The lives of chimpanzees who are used as “actors” underscores the need for the Nonhuman Rights Project and our efforts to gain basic legal rights for nonhuman animals. The stories of Chance and Choppers depict the lives that chimpanzees used for entertainment must endure.
Chance “co-stars” as the “pet” of the Leonardo DiCaprio character in the new movie, The Wolf of Wall Street. Unlike Mr. DiCaprio, Chance isn’t a paid actor who is willingly participating. Instead, Chance is a prop – short for property in acting lingo. Nonhuman animals are always referred to as props – like any of the other objects that make up the background items on a set.
Chance, who is “owned” by the Rosaire family and is held at their Big Cat Habitat in Sarasota, FL, is routinely dressed in clothes and paraded around to various public events. Chance, who was forced to learn how to roller-skate as part of his role, “plays the part of Leo’s pet,” Pamela Rosaire Zoppe said.
On the set, nonhuman animals are always referred to simply as props.
In addition to his acting duties, Chance also performs at the Big Cat Habitat in what they call, “a unique fundraising experience where the best of the best come to help raise money to support the habitat.”
The Rosaires also own a lion, Handsome, who was used in the film. According to Kay Rosaire, the money they made off of Chance and Handsome goes to support their facility they call a sanctuary.
“They’re professionals. They support the non-working animals,” Rosaire told the Herald Tribune.
Chance is a juvenile chimpanzee – still cute and relatively docile. His time as an actor will come to an end when, as an increasingly strong and unruly adolescent, he becomes unmanageable and dangerous to his human captors. At that time, chimpanzees who have been used in entertainment are generally sold to zoos or to private collectors, and spend the rest of their lives in small, lonely cages.
Take the case of Choppers, for example.
Choppers who, along with the recently deceased Louie, appeared in PG Tips tea television ads in the United Kingdom, has had a rough time adjusting to life out of “show business.”
She now lives at the Twycross Zoo in Leicestershire and is “mixed up,” according to the zoo’s chief executive, Sharon Redrobe. “It’s not a good start in life to be treated like a human because they don’t learn ape behavior and are not very good at being with other chimps.”

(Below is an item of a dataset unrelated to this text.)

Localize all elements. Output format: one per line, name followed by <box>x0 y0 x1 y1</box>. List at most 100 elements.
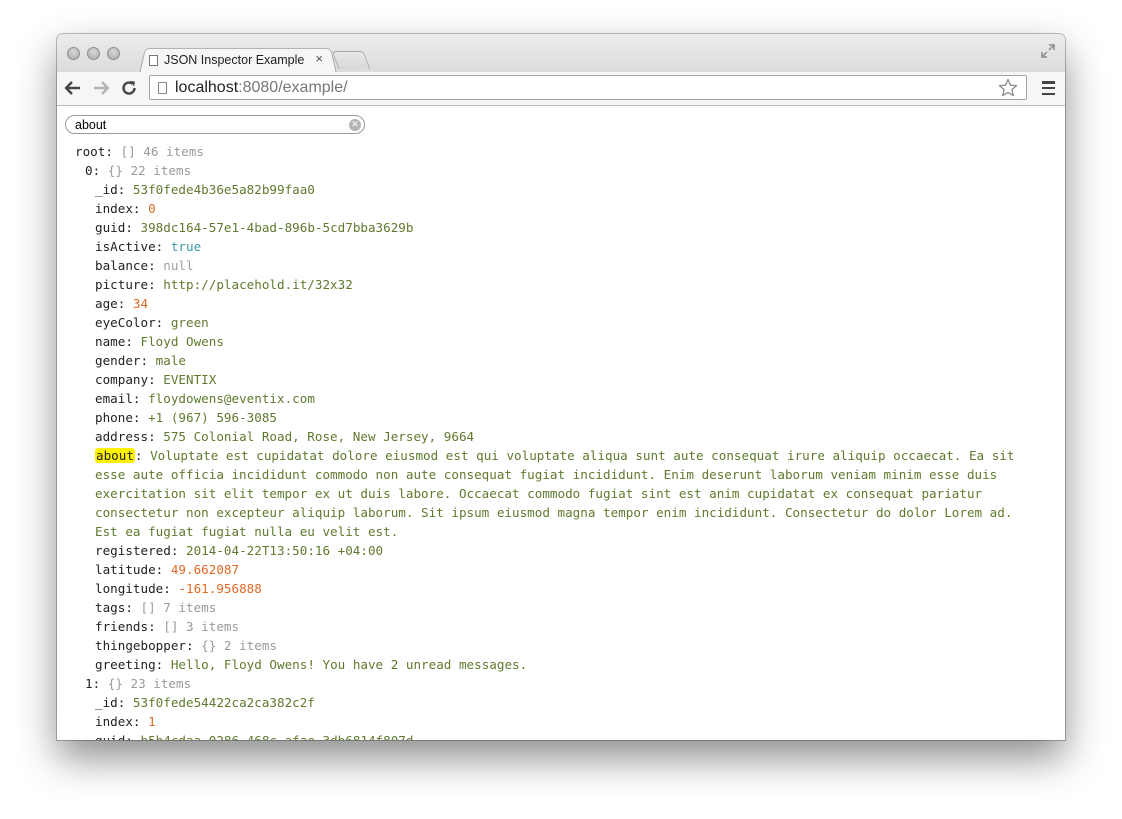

Louie and Choppers were raised by humans and spent their lives together before being retired to Twycross in 2002. According to Dr. Charlotte MacDonald, the zoo’s head of life sciences, this did not allow them to learn how to behave like chimpanzees.
“Chimpanzees are group-living animals,” said Ms. MacDonald. “But [Louis and Choppers] were very focused on humans, more than they should be.”
Ironically, the death of Louie this past July seems to have forced Choppers to begin socializing with the other chimpanzees at Twycross.
“She’s integrating nicely in her twilight years,” said Ms. Redrobe. “She took part in a grooming circle the other day, which is absolutely brilliant.”
Perhaps, one day, Chance will be able to join his own grooming circle at a real sanctuary. Until then he must continue to endure a life of woeful indignity while being forced to perform behaviors that are entirely unnatural to chimpanzees – and just so humans can be entertained.